When I rode the school bus to elementary school, I remember that I would sit next to anyone without making a fuss.  I wouldn’t mind sharing a seat as long as my seat-mate didn’t smell or as long as his butt didn’t take up too much room on the bench.  On the way home, I remember hanging over the seat-backs and engaging in over-enthusiastic conversations with my friends.  We were brimming with excitement to escape the boredom of the classroom, and now we had the rest of the day to waste however we pleased.  Energy long dormant erupted from our bodies, out of our mouths in overly loud mutterings.  Our words shrieked like peacocks; the boys wanted to stick out and be rambunctious so the girls would notice us.  We may not have understood why our bodies and our uncontrolled hormones coerced us to act in certain ways, but we liked to make noise together.       

I also remember buying my first iPod as a teenager in the early 2000s, when they took over the market and immediately made standard mp3 players uncool.  Before I bought my iPod, I carried around a gold Walkman CD player and listened to my music with the ear-muff headphones with the cushy sheaths that were easily torn.  But I had to carry my CD player and ensure I had a change of music.  Listening to music was somewhat of an ordeal compared to clipping an iPod to a belt or an armband, or storing it in a pocket.  I could take my music with me everywhere I went, and I did.  

Even when I went to family gatherings, I always kept one ear-bud in.  If I didn’t care to listen to what was going on, I could tune out the world.  But if someone needed my attention, I could respond.  Now I didn’t need anybody to talk to me.  Someone sang into my ear, and I didn’t have to make eye contact with this stranger.  I was only half-there.  

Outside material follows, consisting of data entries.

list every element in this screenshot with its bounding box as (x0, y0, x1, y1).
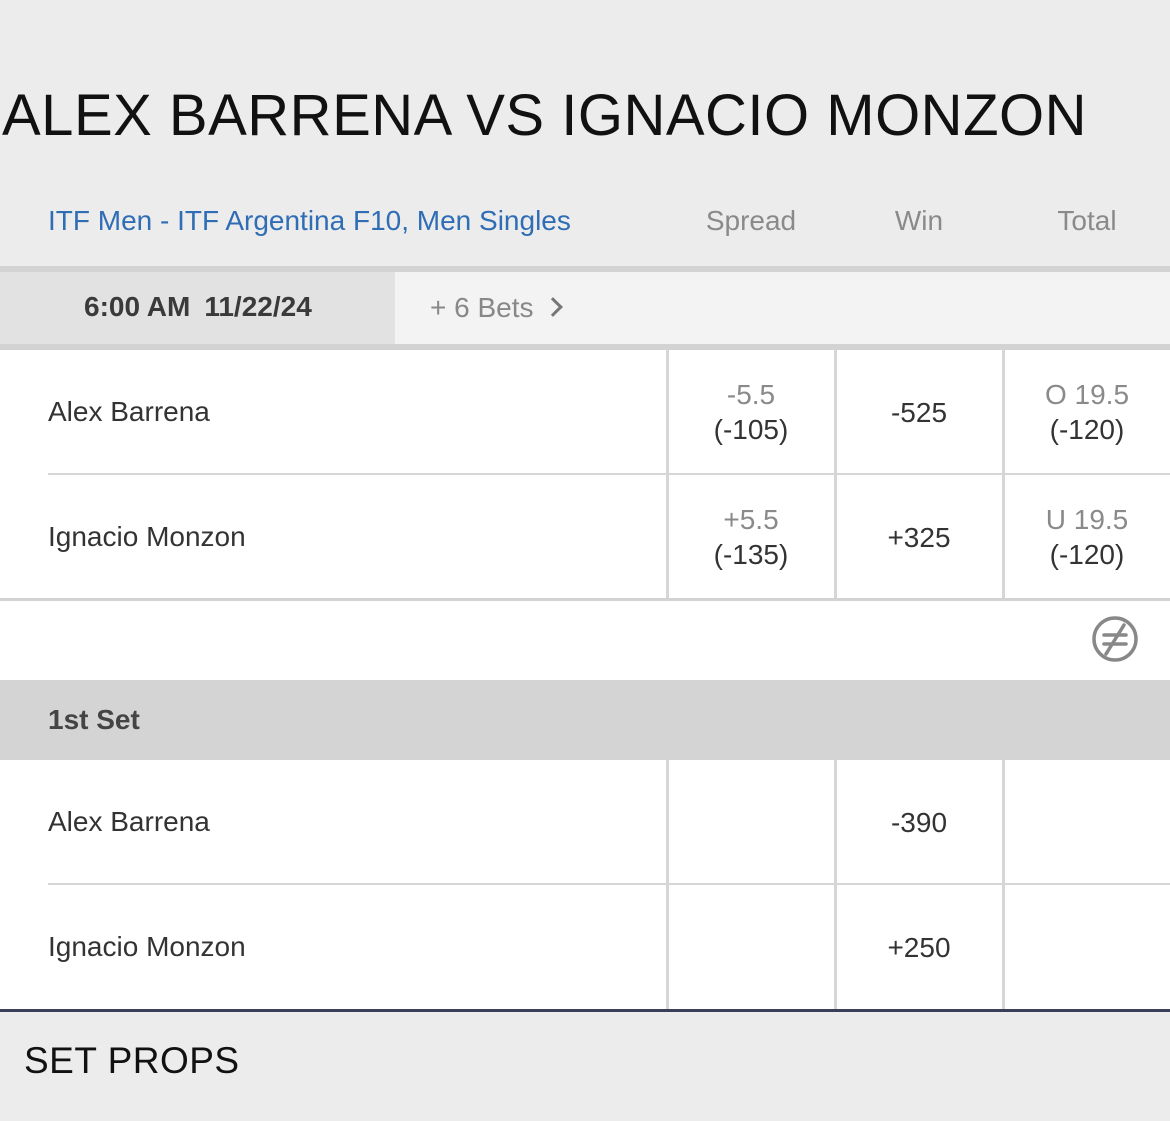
column-header-total: Total (1057, 205, 1117, 236)
win-price: +325 (887, 521, 951, 553)
table-row: Alex Barrena -390 (0, 760, 1170, 885)
league-link[interactable]: ITF Men - ITF Argentina F10, Men Singles (48, 205, 571, 237)
total-price: (-120) (1049, 413, 1125, 445)
spread-odds-button[interactable]: -5.5 (-105) (667, 350, 835, 475)
event-info-bar: 6:00 AM 11/22/24 + 6 Bets (0, 272, 1170, 344)
table-row: Ignacio Monzon +5.5 (-135) +325 U 19.5 (… (0, 475, 1170, 600)
table-row: Alex Barrena -5.5 (-105) -525 O 19.5 (-1… (0, 350, 1170, 475)
event-date: 11/22/24 (204, 291, 312, 322)
event-datetime: 6:00 AM 11/22/24 (84, 291, 312, 323)
more-bets-link[interactable]: + 6 Bets (430, 292, 563, 324)
table-row: Ignacio Monzon +250 (0, 885, 1170, 1010)
win-odds-button[interactable]: +325 (835, 475, 1003, 600)
total-line: U 19.5 (1045, 503, 1129, 535)
match-title: ALEX BARRENA VS IGNACIO MONZON (2, 83, 1087, 148)
market-actions (0, 601, 1170, 680)
set-market-table: Alex Barrena -390 Ignacio Monzon +250 (0, 760, 1170, 1010)
win-price: -525 (890, 396, 948, 428)
total-price: (-120) (1049, 538, 1125, 570)
set-props-section[interactable]: SET PROPS (0, 1012, 1170, 1121)
set-section-title: 1st Set (48, 704, 140, 735)
win-price: +250 (887, 931, 951, 963)
total-odds-button[interactable]: O 19.5 (-120) (1003, 350, 1170, 475)
player-name: Ignacio Monzon (48, 931, 246, 962)
spread-price: (-105) (713, 413, 789, 445)
player-name: Alex Barrena (48, 396, 210, 427)
column-header-win: Win (894, 205, 944, 236)
column-header-spread: Spread (705, 205, 797, 236)
spread-price: (-135) (713, 538, 789, 570)
win-odds-button[interactable]: -525 (835, 350, 1003, 475)
more-bets-label: + 6 Bets (430, 292, 534, 323)
spread-odds-button[interactable]: +5.5 (-135) (667, 475, 835, 600)
event-time: 6:00 AM (84, 291, 191, 322)
page: ALEX BARRENA VS IGNACIO MONZON ITF Men -… (0, 0, 1170, 1121)
chevron-right-icon (542, 297, 563, 317)
spread-line: +5.5 (723, 503, 779, 535)
total-line: O 19.5 (1044, 378, 1130, 410)
not-equal-icon[interactable] (1091, 615, 1139, 663)
win-odds-button[interactable]: -390 (835, 760, 1003, 885)
win-price: -390 (890, 806, 948, 838)
total-odds-button[interactable]: U 19.5 (-120) (1003, 475, 1170, 600)
main-market-table: Alex Barrena -5.5 (-105) -525 O 19.5 (-1… (0, 350, 1170, 600)
player-name: Ignacio Monzon (48, 521, 246, 552)
market-header: ITF Men - ITF Argentina F10, Men Singles… (0, 190, 1170, 256)
set-section-header: 1st Set (0, 680, 1170, 760)
spread-line: -5.5 (726, 378, 776, 410)
set-props-title: SET PROPS (24, 1040, 240, 1081)
win-odds-button[interactable]: +250 (835, 885, 1003, 1010)
event-time-box: 6:00 AM 11/22/24 (0, 272, 395, 344)
player-name: Alex Barrena (48, 806, 210, 837)
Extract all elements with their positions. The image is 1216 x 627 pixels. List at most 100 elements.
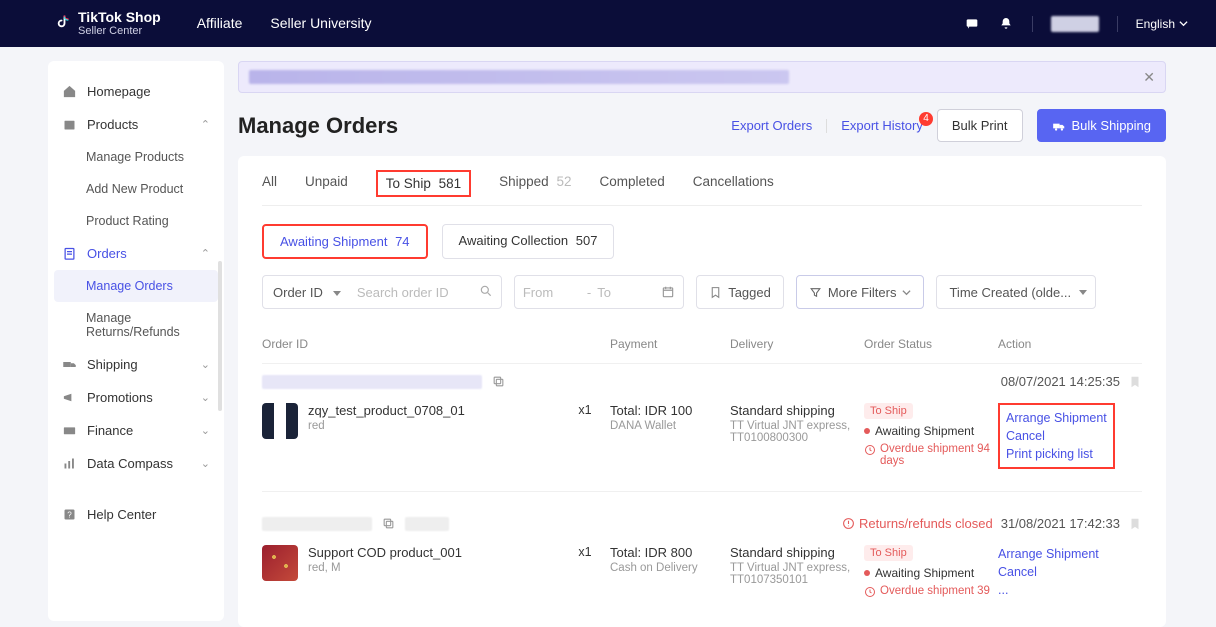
order-number-redacted[interactable] — [262, 517, 372, 531]
returns-refunds-closed: Returns/refunds closed — [842, 516, 993, 531]
truck-icon — [1052, 119, 1066, 133]
date-range[interactable]: - — [514, 275, 684, 309]
overdue-text: Overdue shipment 39 — [864, 585, 998, 598]
product-thumbnail[interactable] — [262, 403, 298, 439]
chip-awaiting-collection[interactable]: Awaiting Collection 507 — [442, 224, 615, 259]
action-cancel[interactable]: Cancel — [1006, 427, 1107, 445]
question-icon: ? — [62, 507, 77, 522]
bulk-shipping-button[interactable]: Bulk Shipping — [1037, 109, 1167, 142]
bookmark-icon[interactable] — [1128, 517, 1142, 531]
tab-all[interactable]: All — [262, 174, 277, 205]
chevron-up-icon: ⌃ — [201, 247, 210, 260]
status-badge: To Ship — [864, 545, 913, 561]
payment-method: Cash on Delivery — [610, 562, 730, 574]
truck-icon — [62, 357, 77, 372]
overdue-text: Overdue shipment 94 days — [864, 443, 998, 467]
th-payment: Payment — [610, 337, 730, 351]
order-row: Returns/refunds closed 31/08/2021 17:42:… — [262, 506, 1142, 607]
payment-total: Total: IDR 100 — [610, 403, 730, 418]
chevron-down-icon: ⌄ — [201, 391, 210, 404]
search-icon[interactable] — [479, 284, 501, 301]
page-title: Manage Orders — [238, 113, 398, 139]
order-number-redacted[interactable] — [262, 375, 482, 389]
product-title[interactable]: Support COD product_001 — [308, 545, 550, 560]
search-field-select[interactable]: Order ID — [263, 285, 349, 300]
action-arrange-shipment[interactable]: Arrange Shipment — [998, 545, 1099, 563]
chevron-down-icon — [1179, 19, 1188, 28]
sidebar-item-help-center[interactable]: ? Help Center — [48, 498, 224, 531]
sidebar-item-promotions[interactable]: Promotions ⌄ — [48, 381, 224, 414]
close-icon[interactable]: ✕ — [1143, 69, 1155, 86]
megaphone-icon — [62, 390, 77, 405]
chat-icon[interactable] — [964, 16, 980, 32]
nav-affiliate[interactable]: Affiliate — [197, 15, 243, 31]
action-print-picking-list[interactable]: Print picking list — [1006, 445, 1107, 463]
card-icon — [62, 423, 77, 438]
tab-shipped[interactable]: Shipped 52 — [499, 174, 571, 205]
order-row: 08/07/2021 14:25:35 zqy_test_product_070… — [262, 364, 1142, 477]
th-order-status: Order Status — [864, 337, 998, 351]
copy-icon[interactable] — [382, 517, 395, 530]
banner-text-redacted — [249, 70, 789, 84]
sidebar-item-homepage[interactable]: Homepage — [48, 75, 224, 108]
action-arrange-shipment[interactable]: Arrange Shipment — [1006, 409, 1107, 427]
search-input[interactable] — [349, 285, 479, 300]
logo-text-line1: TikTok Shop — [78, 10, 161, 25]
delivery-method: Standard shipping — [730, 545, 864, 560]
status-tabs: All Unpaid To Ship 581 Shipped 52 Comple… — [262, 156, 1142, 206]
sidebar-item-manage-products[interactable]: Manage Products — [48, 141, 224, 173]
home-icon — [62, 84, 77, 99]
sort-select[interactable]: Time Created (olde... — [936, 275, 1096, 309]
bookmark-icon[interactable] — [1128, 375, 1142, 389]
bell-icon[interactable] — [998, 16, 1014, 32]
logo-text-line2: Seller Center — [78, 25, 161, 37]
product-qty: x1 — [560, 403, 610, 469]
export-history-link[interactable]: Export History 4 — [841, 118, 923, 133]
action-links-highlighted: Arrange Shipment Cancel Print picking li… — [998, 403, 1115, 469]
status-badge: To Ship — [864, 403, 913, 419]
bulk-print-button[interactable]: Bulk Print — [937, 109, 1023, 142]
product-thumbnail[interactable] — [262, 545, 298, 581]
sidebar-item-products[interactable]: Products ⌃ — [48, 108, 224, 141]
clipboard-icon — [62, 246, 77, 261]
date-to-input[interactable] — [597, 285, 655, 300]
sidebar-item-add-new-product[interactable]: Add New Product — [48, 173, 224, 205]
order-timestamp: 31/08/2021 17:42:33 — [1001, 516, 1120, 531]
orderid-search: Order ID — [262, 275, 502, 309]
sidebar-item-manage-returns[interactable]: Manage Returns/Refunds — [48, 302, 224, 348]
seller-name-redacted[interactable] — [1051, 16, 1099, 32]
payment-method: DANA Wallet — [610, 420, 730, 432]
sidebar-item-manage-orders[interactable]: Manage Orders — [54, 270, 218, 302]
tab-unpaid[interactable]: Unpaid — [305, 174, 348, 205]
date-from-input[interactable] — [523, 285, 581, 300]
nav-seller-university[interactable]: Seller University — [270, 15, 371, 31]
chip-awaiting-shipment[interactable]: Awaiting Shipment 74 — [262, 224, 428, 259]
table-header: Order ID Payment Delivery Order Status A… — [262, 325, 1142, 364]
chevron-down-icon — [902, 288, 911, 297]
tagged-button[interactable]: Tagged — [696, 275, 784, 309]
tab-to-ship[interactable]: To Ship 581 — [376, 170, 471, 197]
product-qty: x1 — [560, 545, 610, 599]
sidebar-item-orders[interactable]: Orders ⌃ — [48, 237, 224, 270]
delivery-method: Standard shipping — [730, 403, 864, 418]
shipment-subtabs: Awaiting Shipment 74 Awaiting Collection… — [262, 206, 1142, 275]
copy-icon[interactable] — [492, 375, 505, 388]
language-switcher[interactable]: English — [1136, 17, 1188, 31]
tab-completed[interactable]: Completed — [599, 174, 664, 205]
product-title[interactable]: zqy_test_product_0708_01 — [308, 403, 550, 418]
export-orders-link[interactable]: Export Orders — [731, 118, 812, 133]
more-filters-button[interactable]: More Filters — [796, 275, 925, 309]
sidebar-item-product-rating[interactable]: Product Rating — [48, 205, 224, 237]
extra-redacted — [405, 517, 449, 531]
chevron-up-icon: ⌃ — [201, 118, 210, 131]
action-cancel[interactable]: Cancel — [998, 563, 1099, 581]
logo[interactable]: TikTok Shop Seller Center — [52, 10, 161, 37]
sidebar-item-data-compass[interactable]: Data Compass ⌄ — [48, 447, 224, 480]
sidebar-item-finance[interactable]: Finance ⌄ — [48, 414, 224, 447]
tab-cancellations[interactable]: Cancellations — [693, 174, 774, 205]
scrollbar[interactable] — [218, 261, 222, 411]
main-content: ✕ Manage Orders Export Orders Export His… — [238, 61, 1216, 627]
bookmark-icon — [709, 286, 722, 299]
sidebar-item-shipping[interactable]: Shipping ⌄ — [48, 348, 224, 381]
action-more[interactable]: ... — [998, 581, 1099, 599]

I know I’m not the only one who did this.  There’s a stereotype of teenagers portrayed in movies.  He usually has long bangs that dangle in his face, and he’s wearing headphones.  Each time the parent tries to get his attention, he rips off the headphones in mild disgust and says, “What?”  My brother did this as well.  So did my cousin.  We were all listening to different songs together, not saying a word to each other.

I’m sure technology plays a major role in the hermitization of modern urbanites, but there must be other forces that prevent neighbors from exchanging hellos.  Recently, I went for a run around my neighborhood.  As I passed a woman walking toward me, she clutched her purse.  She immediately judged me as a potential thief.  When I reached my street, I tried to make eye-contact with and acknowledged a woman in her garden.  I passed within a few feet of her and nodded, but she paid me no mind.  

I don’t know any of my neighbors by name.  I could not imagine living in a place where neighbors welcome newcomers with apple pies or Jell-O desserts.  If I ran out of sugar while making cookies, I would run to the store several miles away before knocking on a stranger’s door a few feet away.  When I walk home at night, I look over my shoulder to make sure nobody is following me.  There have been times I’ve been walking on the sidewalk at night, and someone will be walking toward me.  When they see me, they’ll cross the street to avoid approaching me closely.  I’ve done this maneuver a few times as well because after the sun goes down I assume everyone is out to mug me, stab me, or shoot me.  I’m sure that not every neighborhood is like this.  I’ve taken walks in the middle-of-nowhere in the sticks where people wave to you as they drive by in their pick-up trucks.

As impersonal as our world seems to be, there are still folks out there who will greet you and wish you a good morning.  I know for a fact there’s a man in D.C. who does this on a daily basis, in several different languages.